Le 5 octobre 2023, Masra a informé le ministre de la Sécurité publique de son intention de retourner au pays le 18 octobre 2023, après l'avoir fui à la suite des manifestations meurtrières du « jeudi noir », le 20 octobre 2022. Le mandat d'arrêt pour « tentatives d'atteinte à l'ordre constitutionnel » et pour « incitation à la haine et à un soulèvement insurrectionnel » est apparu sur les réseaux sociaux le même jour : il avait été émis en juin 2023, mais n'avait jamais été rendu public. Par conséquent, Masra a décidé de reporter son retour au Tchad.
HRW a signalé qu'au moins 78 personnes ont été arrêtées et conduites au siège de l'Agence nationale de sécurité (ANS) à N'Djamena. Six ont été libérées sans charges le 8 octobre 2023.
Comme nous l'avons signalé sur le Monitor CIVICUS, Les Transformateurs ont été suspendus au lendemain de la répression des manifestations de masse le 20 octobre 2022. La suspension avait été levée trois mois plus tard.
Le référendum constitutionnel qui ouvrira la voie à de nouvelles élections et au retour à un régime civil devrait se tenir le 17 décembre 2023. Un projet de constitution a été approuvé le 27 juin 2023 par le Conseil militaire de transition, qui a remplacé l'Assemblée nationale après la prise de pouvoir par les militaires.
1/ One year ago, on Oct. 20, the regime of Chad’s military ruler, Mahamat Idriss Deby, carried out a bloody crackdown on protests against his decision to extend his power by two years.https://t.co/AQphszMHn9
— Human Rights Foundation (@HRF) October 25, 2023
Liberté de réunion pacifique
JEUDI NOIR : DES ZONES D'OMBRE PERSISTENT UN AN APRÈS LA RÉPRESSION DES MANIFESTATIONS
Un an après la répression brutale des manifestations du « jeudi noir », le 20 octobre 2022, peu a été fait pour mener une enquête indépendante sur les violations des droits de l'homme qui ont été commises et pour demander des comptes aux responsables. Ce jour-là, les forces de sécurité ont tiré à balles réelles et ont fait un usage excessif de la force contre les manifestants, tuant des dizaines de personnes. Elles ont arrêté des centaines de personnes qui s'étaient rassemblées pour protester contre la décision de la junte militaire de prolonger de deux ans la période de transition.
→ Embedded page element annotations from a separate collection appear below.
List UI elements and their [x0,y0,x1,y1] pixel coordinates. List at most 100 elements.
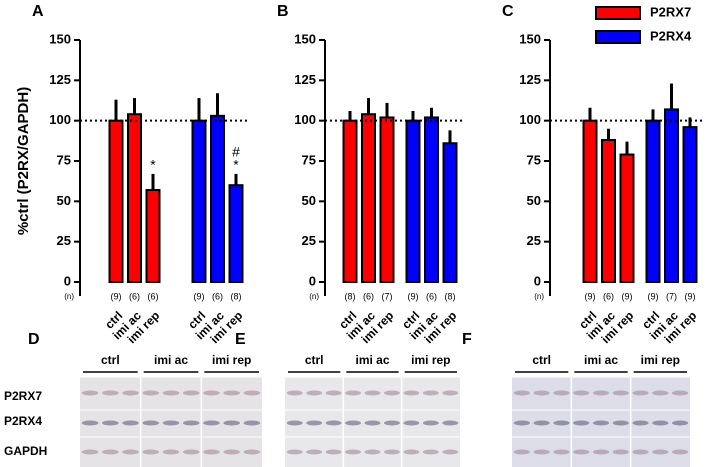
y-tick-label: 50 [302,193,316,208]
blot-band [403,390,420,396]
n-label: (6) [148,291,159,301]
blot-band [573,390,590,396]
bar [228,184,244,283]
blot-band [306,390,323,396]
bar [442,142,458,283]
group-label: ctrl [101,353,120,367]
blot-band [223,449,240,455]
y-tick-label: 0 [64,273,71,288]
n-label: (8) [231,291,242,301]
blot-band [243,390,261,396]
blot-band [286,390,303,396]
group-label: ctrl [532,353,551,367]
bar [601,139,616,283]
blot-band [553,420,570,426]
blot-band [652,390,669,396]
blot-band [142,390,160,396]
blot-band [513,390,530,396]
blot-band [364,390,381,396]
blot-band [182,390,200,396]
blot-band [102,420,119,426]
blot-band [102,390,119,396]
bar [619,153,635,283]
blot-band [513,449,530,455]
bar [145,189,161,283]
y-tick-label: 150 [49,31,71,46]
y-tick-label: 150 [519,31,541,46]
blot-band [122,420,139,426]
legend-swatch [595,6,641,20]
blot-band [223,420,240,426]
bar [582,119,598,283]
n-label: (9) [585,291,596,301]
n-label: (6) [603,291,614,301]
blot-band [553,390,570,396]
blot-band [672,420,689,426]
bar [342,119,358,283]
legend-label: P2RX7 [650,4,691,19]
significance-mark: * [233,157,239,173]
group-label: imi rep [411,353,450,367]
blot-band [513,420,530,426]
significance-mark: * [150,157,156,173]
y-tick-label: 50 [527,193,541,208]
blot-band [325,449,342,455]
group-label: ctrl [305,353,324,367]
n-label: (8) [445,291,456,301]
y-tick-label: 25 [302,233,316,248]
blot-band [81,390,99,396]
blot-band [142,420,160,426]
panel-label: D [28,331,40,348]
y-tick-label: 125 [294,72,316,87]
n-label: (6) [426,291,437,301]
n-label: (9) [408,291,419,301]
blot-band [652,420,669,426]
blot-band [142,449,160,455]
blot-band [592,390,610,396]
blot-band [203,449,220,455]
blot-band [306,449,323,455]
legend-label: P2RX4 [650,28,692,43]
panel-label: F [462,331,472,348]
n-label: (8) [345,291,356,301]
n-axis-label: (n) [309,292,319,301]
blot-band [632,390,649,396]
y-tick-label: 75 [302,152,316,167]
blot-band [612,449,629,455]
group-label: imi ac [154,353,188,367]
blot-band [672,390,689,396]
blot-band [612,420,629,426]
n-axis-label: (n) [534,292,544,301]
n-label: (9) [111,291,122,301]
y-tick-label: 100 [49,112,71,127]
panel-label: C [502,3,514,20]
blot-band [162,420,180,426]
y-tick-label: 25 [57,233,71,248]
y-tick-label: 75 [527,152,541,167]
row-label: GAPDH [4,444,47,458]
n-label: (6) [363,291,374,301]
blot-band [325,420,342,426]
bar [664,108,679,283]
blot-band [442,449,459,455]
n-label: (9) [648,291,659,301]
blot-band [403,449,420,455]
group-label: imi rep [212,353,251,367]
blot-band [533,390,550,396]
blot-band [203,390,220,396]
blot-band [442,390,459,396]
bar [210,114,225,284]
blot-band [592,449,610,455]
blot-band [182,449,200,455]
blot-band [592,420,610,426]
n-axis-label: (n) [64,292,74,301]
n-label: (9) [194,291,205,301]
bar [424,116,439,283]
blot-band [81,420,99,426]
panel-label: B [277,3,289,20]
n-label: (7) [382,291,393,301]
significance-mark: # [232,144,240,160]
blot-band [162,390,180,396]
n-label: (6) [129,291,140,301]
blot-band [243,449,261,455]
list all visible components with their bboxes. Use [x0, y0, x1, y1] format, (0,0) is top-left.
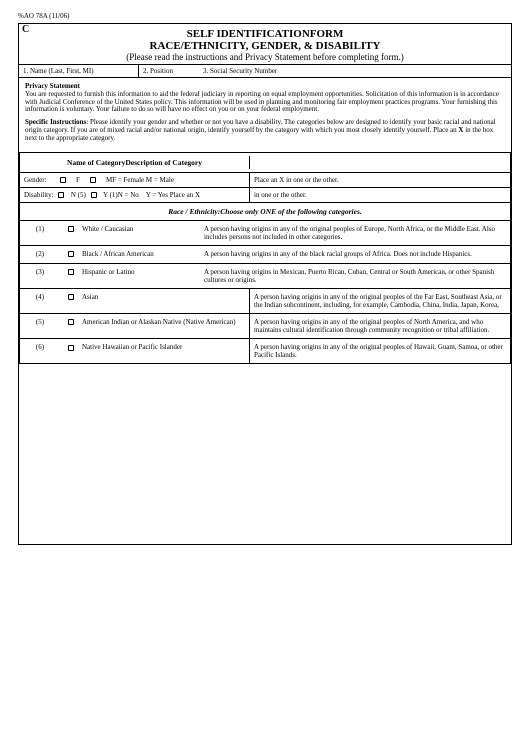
- race-desc-5: A person having origins in any of the or…: [250, 314, 510, 338]
- race-row-6: (6) Native Hawaiian or Pacific Islander …: [20, 339, 510, 363]
- disability-yyes: Y = Yes Place an X: [146, 191, 200, 199]
- disability-y1n: Y (1)N = No: [103, 191, 139, 199]
- privacy-title: Privacy Statement: [25, 82, 80, 90]
- gender-legend: MF = Female M = Male: [106, 176, 174, 184]
- category-header-right: [250, 156, 510, 169]
- corner-letter: C: [22, 24, 29, 35]
- privacy-text: You are requested to furnish this inform…: [25, 90, 499, 114]
- gender-f: F: [76, 176, 80, 184]
- disability-row: Disability: N (5) Y (1)N = No Y = Yes Pl…: [20, 188, 510, 203]
- disability-label: Disability:: [24, 191, 54, 199]
- race-num-1: (1): [20, 221, 60, 245]
- specific-text: : Please identify your gender and whethe…: [25, 118, 496, 134]
- race-row-1: (1) White / Caucasian A person having or…: [20, 221, 510, 246]
- race-name-1: White / Caucasian: [82, 221, 200, 245]
- race-row-3: (3) Hispanic or Latino A person having o…: [20, 264, 510, 289]
- gender-row: Gender: F MF = Female M = Male Place an …: [20, 173, 510, 188]
- race-row-5: (5) American Indian or Alaskan Native (N…: [20, 314, 510, 339]
- race-checkbox-5[interactable]: [68, 319, 74, 325]
- name-field-label: 1. Name (Last, First, MI): [19, 65, 139, 77]
- form-container: C SELF IDENTIFICATIONFORM RACE/ETHNICITY…: [18, 23, 512, 545]
- race-name-5: American Indian or Alaskan Native (Nativ…: [82, 314, 250, 338]
- identity-fields-row: 1. Name (Last, First, MI) 2. Position 3.…: [19, 64, 511, 78]
- privacy-section: Privacy Statement You are requested to f…: [19, 78, 511, 152]
- category-header: Name of CategoryDescription of Category: [20, 153, 510, 173]
- category-table: Name of CategoryDescription of Category …: [19, 152, 511, 364]
- race-num-4: (4): [20, 289, 60, 313]
- race-checkbox-4[interactable]: [68, 294, 74, 300]
- gender-checkbox-1[interactable]: [60, 177, 66, 183]
- category-header-left: Name of CategoryDescription of Category: [20, 156, 250, 169]
- position-field-label: 2. Position: [139, 65, 199, 77]
- gender-checkbox-2[interactable]: [90, 177, 96, 183]
- disability-checkbox-1[interactable]: [58, 192, 64, 198]
- race-checkbox-6[interactable]: [68, 345, 74, 351]
- race-checkbox-3[interactable]: [68, 269, 74, 275]
- disability-checkbox-2[interactable]: [91, 192, 97, 198]
- race-header: Race / Ethnicity:Choose only ONE of the …: [20, 203, 510, 221]
- race-row-2: (2) Black / African American A person ha…: [20, 246, 510, 264]
- gender-label: Gender:: [24, 176, 47, 184]
- form-header: SELF IDENTIFICATIONFORM RACE/ETHNICITY, …: [19, 24, 511, 64]
- race-row-4: (4) Asian A person having origins in any…: [20, 289, 510, 314]
- race-checkbox-1[interactable]: [68, 226, 74, 232]
- race-checkbox-2[interactable]: [68, 251, 74, 257]
- race-name-6: Native Hawaiian or Pacific Islander: [82, 339, 250, 363]
- disability-instruction: in one or the other.: [250, 188, 510, 202]
- disability-n5: N (5): [71, 191, 86, 199]
- race-num-2: (2): [20, 246, 60, 263]
- race-desc-1: A person having origins in any of the or…: [200, 221, 510, 245]
- race-name-3: Hispanic or Latino: [82, 264, 200, 288]
- title-line-2: RACE/ETHNICITY, GENDER, & DISABILITY: [19, 40, 511, 52]
- race-num-5: (5): [20, 314, 60, 338]
- race-desc-6: A person having origins in any of the or…: [250, 339, 510, 363]
- specific-title: Specific Instructions: [25, 118, 86, 126]
- form-number: %AO 78A (11/06): [18, 12, 512, 20]
- race-desc-4: A person having origins in any of the or…: [250, 289, 510, 313]
- race-name-2: Black / African American: [82, 246, 200, 263]
- title-line-1: SELF IDENTIFICATIONFORM: [19, 28, 511, 40]
- race-num-6: (6): [20, 339, 60, 363]
- ssn-field-label: 3. Social Security Number: [199, 65, 511, 77]
- gender-instruction: Place an X in one or the other.: [250, 173, 510, 187]
- subtitle: (Please read the instructions and Privac…: [19, 52, 511, 62]
- race-num-3: (3): [20, 264, 60, 288]
- race-desc-3: A person having origins in Mexican, Puer…: [200, 264, 510, 288]
- race-desc-2: A person having origins in any of the bl…: [200, 246, 510, 263]
- race-name-4: Asian: [82, 289, 250, 313]
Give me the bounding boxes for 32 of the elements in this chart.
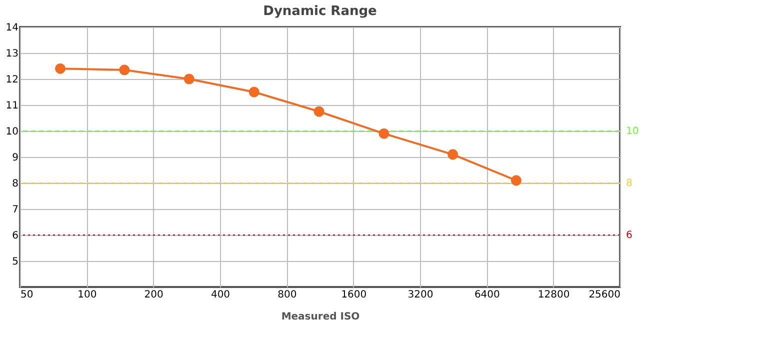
point [248,86,260,98]
point [184,74,194,84]
y-tick-label: 13 [6,48,18,60]
x-tick-label: 50 [20,290,34,300]
x-tick-label: 800 [278,290,297,300]
x-tick-label: 100 [78,290,97,300]
x-tick-label: 200 [144,290,164,300]
x-tick-label: 3200 [408,290,434,300]
chart-title: Dynamic Range [263,4,378,19]
x-tick-label: 400 [210,290,230,300]
x-tick-label: 12800 [538,290,570,300]
point [55,63,66,74]
y-tick-label: 7 [12,204,18,216]
y-tick-label: 11 [6,100,18,112]
y-tick-label: 6 [12,230,18,242]
y-tick-label: 10 [6,126,18,138]
x-tick-label: 1600 [341,290,367,300]
x-axis-title: Measured ISO [281,312,360,322]
point [510,175,522,186]
x-tick-label: 6400 [474,290,500,300]
y-tick-label: 14 [6,22,18,34]
y-tick-label: 12 [6,74,18,86]
point [119,64,130,76]
y-tick-label: 8 [12,178,18,190]
point [314,106,324,117]
y-tick-label: 9 [12,152,18,164]
ref-line-label: 10 [626,126,639,137]
y-tick-label: 5 [12,256,18,268]
ref-line-label: 6 [626,230,632,241]
x-tick-label: 25600 [588,290,620,300]
ref-line-label: 8 [626,178,632,189]
point [378,128,390,139]
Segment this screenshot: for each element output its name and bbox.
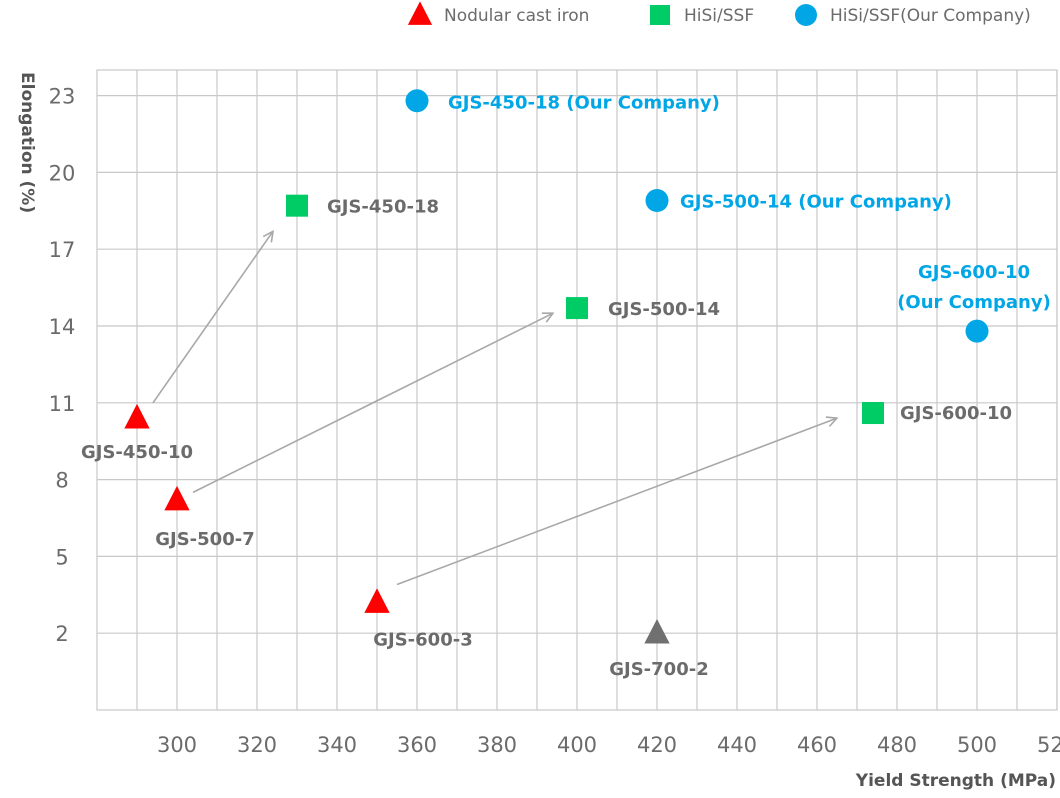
y-tick-label: 14 xyxy=(49,315,76,339)
point-label: GJS-600-10 xyxy=(918,262,1030,283)
circle-marker xyxy=(645,189,669,213)
legend: Nodular cast iron HiSi/SSF HiSi/SSF(Our Co… xyxy=(407,1,1031,26)
legend-label: HiSi/SSF xyxy=(684,6,754,26)
y-axis-title: Elongation (%) xyxy=(17,72,37,213)
legend-circle-icon xyxy=(795,4,817,26)
circle-marker xyxy=(405,89,429,113)
y-tick-label: 2 xyxy=(55,622,68,646)
point-label: GJS-500-14 xyxy=(608,299,720,320)
x-tick-label: 380 xyxy=(477,733,517,757)
trend-arrow xyxy=(152,231,273,404)
tick-labels: 300 320 340 360 380 400 420 440 460 480 500 520 2 5 8 1… xyxy=(49,85,1060,757)
point-label: GJS-600-10 xyxy=(900,403,1012,424)
square-marker xyxy=(286,194,308,217)
legend-label: Nodular cast iron xyxy=(444,6,589,26)
x-tick-label: 420 xyxy=(637,733,677,757)
legend-square-icon xyxy=(650,5,670,25)
x-tick-label: 400 xyxy=(557,733,597,757)
x-tick-label: 320 xyxy=(237,733,277,757)
y-tick-label: 17 xyxy=(49,238,76,262)
legend-triangle-icon xyxy=(407,1,433,25)
x-tick-label: 480 xyxy=(877,733,917,757)
point-label: (Our Company) xyxy=(897,292,1051,313)
point-label: GJS-450-18 (Our Company) xyxy=(448,93,720,114)
point-label: GJS-500-7 xyxy=(155,529,254,550)
y-tick-label: 5 xyxy=(55,545,68,569)
point-labels: GJS-450-10 GJS-500-7 GJS-600-3 GJS-450-18 GJ… xyxy=(81,93,1051,680)
data-points xyxy=(124,89,989,644)
square-marker xyxy=(862,402,884,425)
x-tick-label: 500 xyxy=(957,733,997,757)
y-tick-label: 11 xyxy=(49,392,76,416)
triangle-marker xyxy=(124,403,150,429)
x-tick-label: 300 xyxy=(157,733,197,757)
y-tick-label: 20 xyxy=(49,161,76,185)
triangle-marker xyxy=(644,618,670,644)
x-axis-title: Yield Strength (MPa) xyxy=(855,771,1056,791)
triangle-marker xyxy=(164,485,190,511)
trend-arrow xyxy=(396,418,837,586)
grid-lines xyxy=(96,69,1058,711)
y-tick-label: 23 xyxy=(49,85,76,109)
circle-marker xyxy=(965,319,989,343)
arrows xyxy=(152,231,837,586)
legend-label: HiSi/SSF(Our Company) xyxy=(830,6,1031,26)
point-label: GJS-450-10 xyxy=(81,442,193,463)
point-label: GJS-700-2 xyxy=(609,659,708,680)
trend-arrow xyxy=(192,313,553,494)
x-tick-label: 440 xyxy=(717,733,757,757)
x-tick-label: 520 xyxy=(1037,733,1060,757)
x-tick-label: 360 xyxy=(397,733,437,757)
x-tick-label: 460 xyxy=(797,733,837,757)
y-tick-label: 8 xyxy=(55,469,68,493)
point-label: GJS-450-18 xyxy=(327,197,439,218)
square-marker xyxy=(566,297,588,320)
point-label: GJS-500-14 (Our Company) xyxy=(680,192,952,213)
x-tick-label: 340 xyxy=(317,733,357,757)
triangle-marker xyxy=(364,588,390,613)
point-label: GJS-600-3 xyxy=(373,629,472,650)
Dans son rapport publié en février 2023, la Commission nationale des droits de l'homme du Tchad (CNDH) indique qu'au moins 128 personnes ont été tuées lors de la répression des manifestations, notamment à N'Djamena, Moundou, Doba, Koumra et Sarh. L'enquête de la CNDH a également révélé que 518 personnes ont été blessées, 943 ont été arrêtées, 435 ont été détenues et 12 ont disparu.
Un autre rapport publié en avril 2023 par la Ligue tchadienne des droits de l'homme (LTDH) et l'Organisation mondiale contre la torture (OMCT) a révélé qu'au moins 218 personnes ont été tuées, des dizaines ont été torturées et au moins 1300 ont été détenues.
DES MANIFESTANTS GRACIÉS
En mai 2023, 64 personnes condamnées pour avoir participé aux manifestations du « jeudi noir » ont été libérées de prison à la suite d'une grâce accordée par le chef de l'État et président de la transition, Mahamat Idriss Déby. Comme nous l'avons indiqué sur le Monitor CIVICUS, 259 personnes avaient été graciées en mars 2023.
Tchad : mesures draconiennes adoptées pour dissiper les attroupements armés et non armés https://t.co/TgPdfqromM pic.twitter.com/wSgW8NYjF1
— Alwihda Info (@alwihdainfo) August 1, 2023
MANIFESTATIONS INTERDITES
Le 1ᵉʳ août 2023, les autorités ont publié une nouvelle ordonnance sur les attroupements qui impose de lourdes sanctions aux personnes refusant de se disperser après une première sommation par les forces de sécurité. Cette norme prévoit des peines de deux mois à un an de prison, ainsi que d'autres sanctions telles que l'interdiction de voyage et l'assignation à résidence. En vertu de cette ordonnance, tous les rassemblements — armés ou non — susceptibles de troubler l'ordre public sont strictement interdits. En outre, les forces de sécurité peuvent employer la force contre des manifestants pacifiques et non armés s'ils refusent de se disperser après la troisième sommation. Les personnes condamnées pour participation ou provocation à un attroupement sont également tenues responsables des dommages causés par celui-ci.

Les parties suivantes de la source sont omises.